No clerk shall allow any of such papers to be taken from his office before recording them as required in this Code section. Such record shall constitute a part or all of the final record of the papers required by law to be made, as the case may be.
(c) If any subsequent paper in the case is recorded, the clerk shall make a reference at the foot of the record required in this Code section, to the page where such subsequent record may be found and shall also state the case in the index to the book of record and shall enter the number of the pages on which the same is to be found.

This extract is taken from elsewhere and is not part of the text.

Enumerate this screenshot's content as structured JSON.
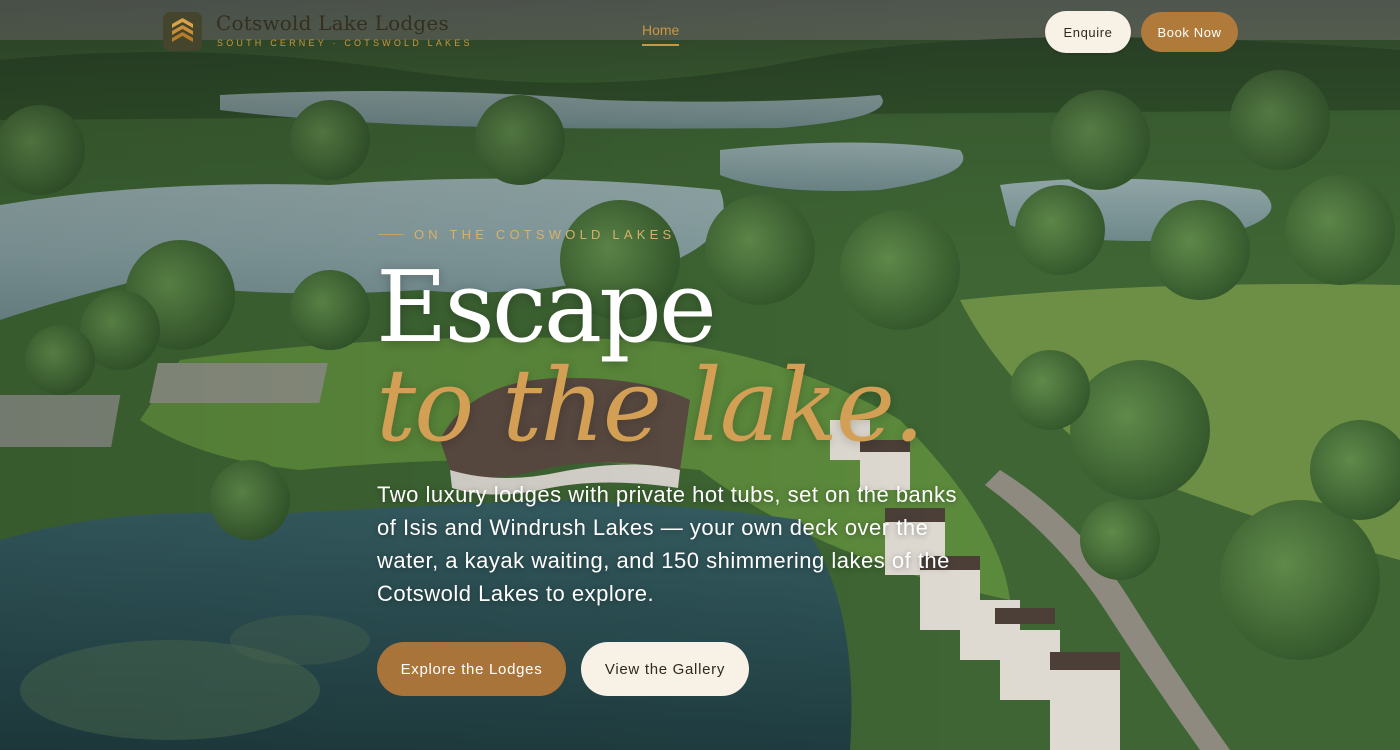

(d) Where any paper so recorded becomes lost or destroyed, a certified copy thereof from the clerk of the court may be substituted. No fee shall be charged or collected for any such copy if the loss of the same is caused by or results from any negligence or fault of the clerk.
(e) Any clerk who fails to discharge the duties set forth in this Code section is subject to be fined by the presiding judge, on his own motion, for a contempt whenever the judge discovers that the clerk has failed to discharge his duties. It shall be the duty of the judges of the several superior courts to give this law specially in charge to the grand juries and to require them to inform the court whether or not the clerk has performed the duties specified as aforesaid. However, clerks shall not be punished for contempt under this Code section until after the paper or papers required to be recorded have been filed for three months.
(f) This Code section shall not apply to cases dismissed and settled before the record is made.